The only thing she was afraid of was a fluffy, yellow, budgie-sized toy ducky, whose mechanical "tweet-tweet-tweet" was activated by the heat of your palm.
Yet, she inexplicably loved the bird clock in the kitchen that chirruped every hour on the hour, and would spend great lengths of time perched on top in anticipation, chattering, patiently waiting for the invisible birds inside the clock to come out to join her.
Ralston was pretty much devoid of any maternal instinct. Though we kept her separated from the male budgies, she would periodically lay and destroy her unfertile eggs. In 2002, when she became eggbound, I sat up all night with her waiting for the vets office to open in the morning. She had a close call but was strong and pulled through. After that, we gave her periodic hormone shots to deter her from laying.
Strong fond memories: when Ralston was wet she smelled like soy sauce. Whenever I opened my mouth wide she'd try to feed me. She relished being kissed. Sometimes her breath smelled like parsley, other times Roudybush pellets. As a youngster she preened madly like a teenaged girl before a date; in later years the primping became more genteel, ladylike. She absolutely loved cold wet clumps of parsley, clothes-pinned inside her cage, and would wallow, bathe, make violent love to the fresh green sprigs. The only good cuttlebone was an obliterated cuttlebone. The slight, dainty, wiggle of her birdy-butt and tail feathers before a satisfying poo never failed to make me smile, and her gentle muttering when contented, gladdened my soul.
We found her on a Friday morning sitting on the bottom of her cage, unable to stand, eyes lidded, feathers ruffled to try and keep herself warm. I held her, talked to her, but she was too weak to respond. We rushed her to our avian vet, where she died during the examination. The vet asked if we wanted a necropsy performed to determine the cause of death; I couldn't bear the thought of her being cut open and declined.

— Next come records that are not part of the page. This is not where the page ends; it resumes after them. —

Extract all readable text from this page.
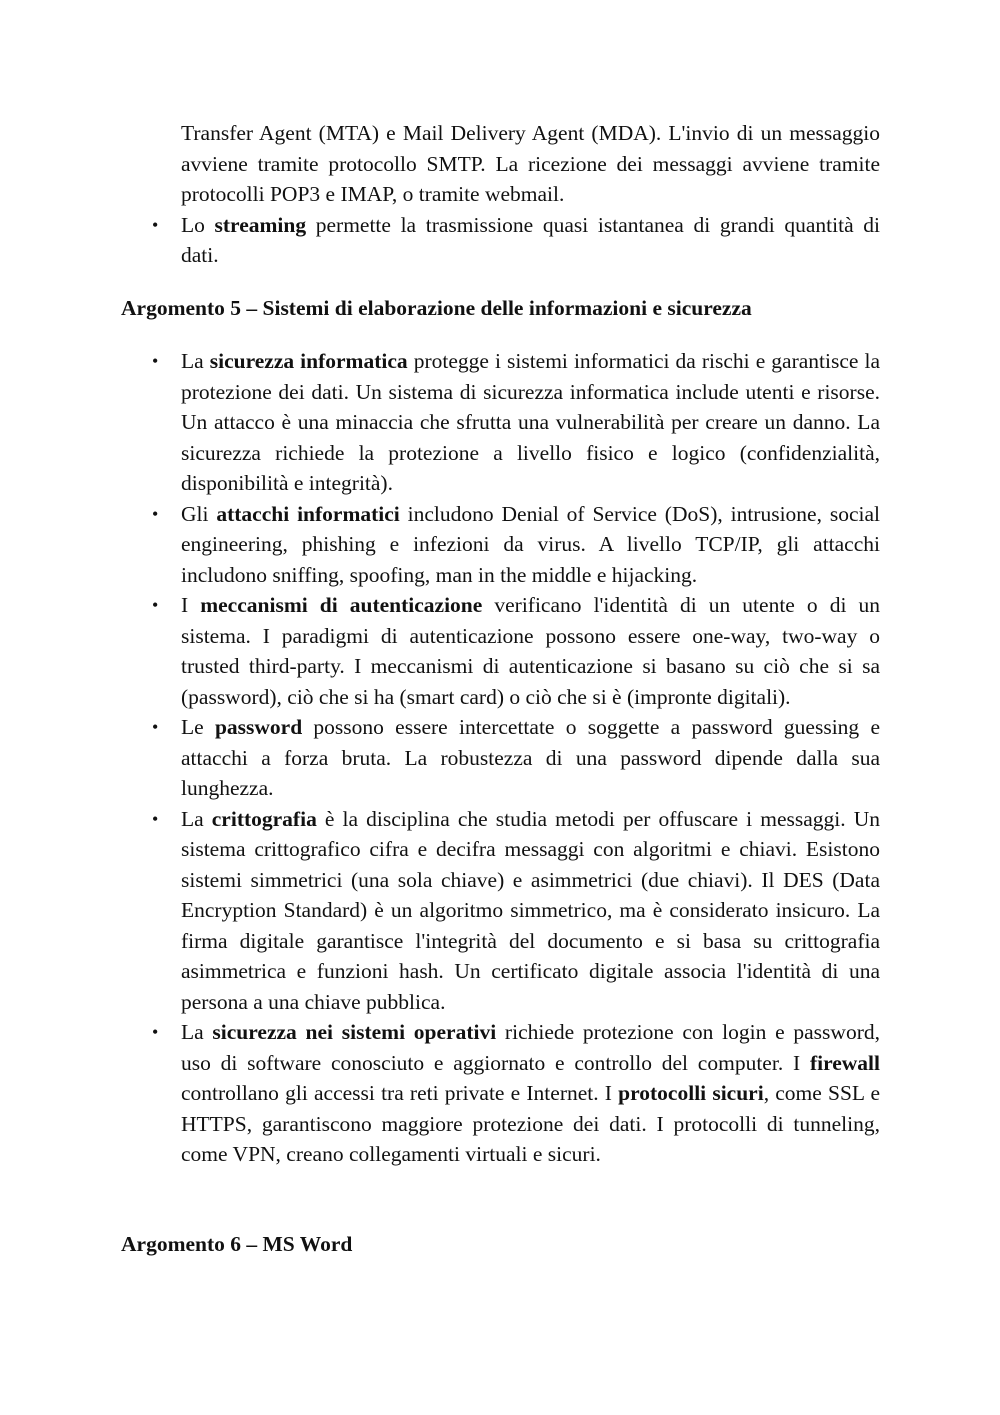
Transfer Agent (MTA) e Mail Delivery Agent (MDA). L'invio di un messaggio avviene tramite protocollo SMTP. La ricezione dei messaggi avviene tramite protocolli POP3 e IMAP, o tramite webmail.
• Lo streaming permette la trasmissione quasi istantanea di grandi quantità di dati.
Argomento 5 – Sistemi di elaborazione delle informazioni e sicurezza
• La sicurezza informatica protegge i sistemi informatici da rischi e garantisce la protezione dei dati. Un sistema di sicurezza informatica include utenti e risorse. Un attacco è una minaccia che sfrutta una vulnerabilità per creare un danno. La sicurezza richiede la protezione a livello fisico e logico (confidenzialità, disponibilità e integrità).
• Gli attacchi informatici includono Denial of Service (DoS), intrusione, social engineering, phishing e infezioni da virus. A livello TCP/IP, gli attacchi includono sniffing, spoofing, man in the middle e hijacking.
• I meccanismi di autenticazione verificano l'identità di un utente o di un sistema. I paradigmi di autenticazione possono essere one-way, two-way o trusted third-party. I meccanismi di autenticazione si basano su ciò che si sa (password), ciò che si ha (smart card) o ciò che si è (impronte digitali).
• Le password possono essere intercettate o soggette a password guessing e attacchi a forza bruta. La robustezza di una password dipende dalla sua lunghezza.
• La crittografia è la disciplina che studia metodi per offuscare i messaggi. Un sistema crittografico cifra e decifra messaggi con algoritmi e chiavi. Esistono sistemi simmetrici (una sola chiave) e asimmetrici (due chiavi). Il DES (Data Encryption Standard) è un algoritmo simmetrico, ma è considerato insicuro. La firma digitale garantisce l'integrità del documento e si basa su crittografia asimmetrica e funzioni hash. Un certificato digitale associa l'identità di una persona a una chiave pubblica.
• La sicurezza nei sistemi operativi richiede protezione con login e password, uso di software conosciuto e aggiornato e controllo del computer. I firewall controllano gli accessi tra reti private e Internet. I protocolli sicuri, come SSL e HTTPS, garantiscono maggiore protezione dei dati. I protocolli di tunneling, come VPN, creano collegamenti virtuali e sicuri.
Argomento 6 – MS Word
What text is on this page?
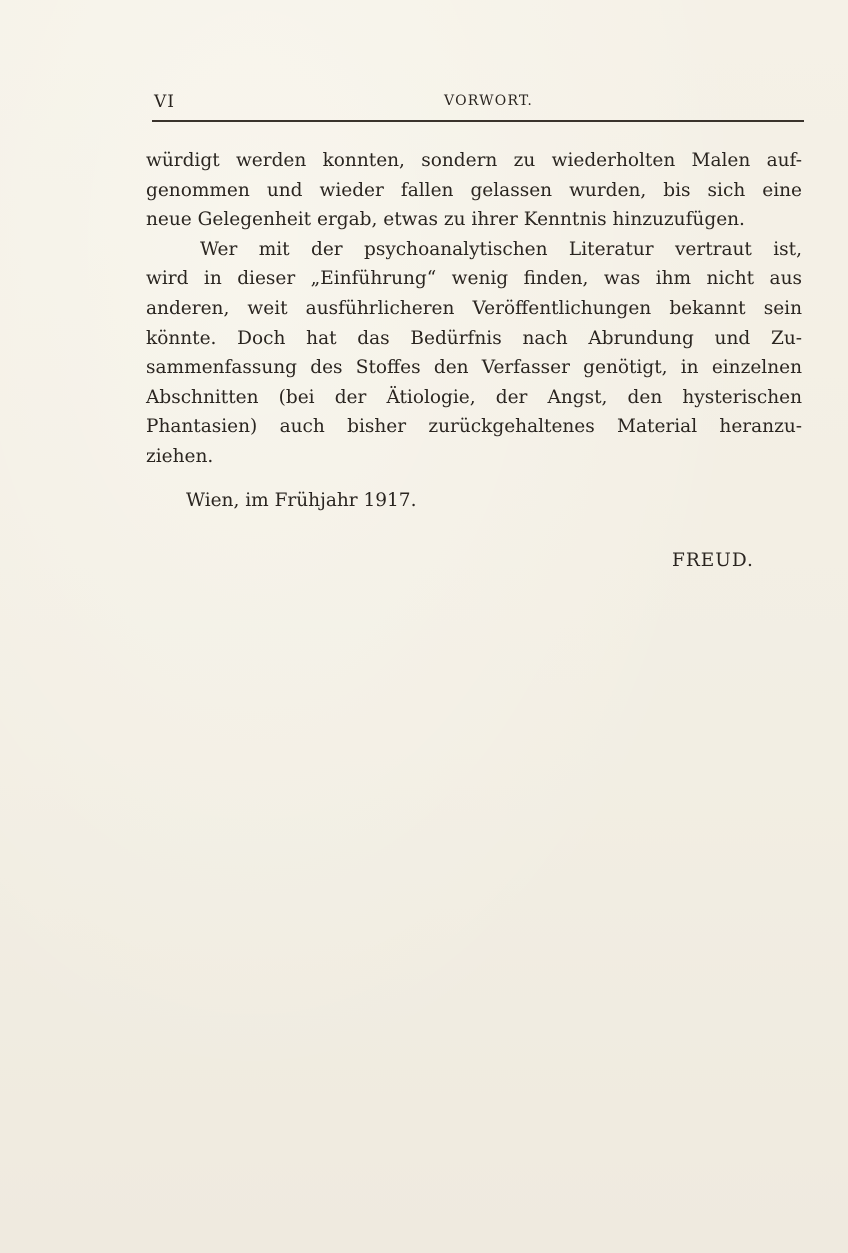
VI	VORWORT.
würdigt werden konnten, sondern zu wiederholten Malen auf-
genommen und wieder fallen gelassen wurden, bis sich eine
neue Gelegenheit ergab, etwas zu ihrer Kenntnis hinzuzufügen.
Wer mit der psychoanalytischen Literatur vertraut ist,
wird in dieser „Einführung“ wenig finden, was ihm nicht aus
anderen, weit ausführlicheren Veröffentlichungen bekannt sein
könnte. Doch hat das Bedürfnis nach Abrundung und Zu-
sammenfassung des Stoffes den Verfasser genötigt, in einzelnen
Abschnitten (bei der Ätiologie, der Angst, den hysterischen
Phantasien) auch bisher zurückgehaltenes Material heranzu-
ziehen.
Wien, im Frühjahr 1917.
FREUD.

Ralston's death was unexpected. Awful. I was shocked at the depth of my grief, my tears for the strong, fragile green and yellow bundle of tenacious feathery life-force that fancied my company, that always seemed to love me even when I could not always love myself.
We brought her home. Christine placed her in a small wooden cigar box along with some favorite toys. I added parsley and millet. Ralston laid in state on a small table in the living room beside the bay window, flanked by candles, personal photos, and a statue of St. Francis holding a bird. The ritual was sad but also very healing. For two nights we lit the candles and remembered how funny, endearing, and full of life she was, how her chirruping filled the house. On the third day, Sunday, we buried her in our back yard garden, up on the hill beneath a pine tree attended by vocal sparrows, doves, and blue jays. Christine planted a green jade bush on her grave. It's a lovely spot that catches the late afternoon sun. Wind chimes play from a nearby branch.
Her life was good. And it made mine better.
Love transcends species; human, dog, cat - it doesn't matter. In my case it took a little bird with a big attitude to help teach me how to go where the love is.
She always came to me when I called.
Now, she'll always come when I recall her, spirit soaring happily within, making a three-point landing.
"Thank you, baby girl. I will hold you until my last breath."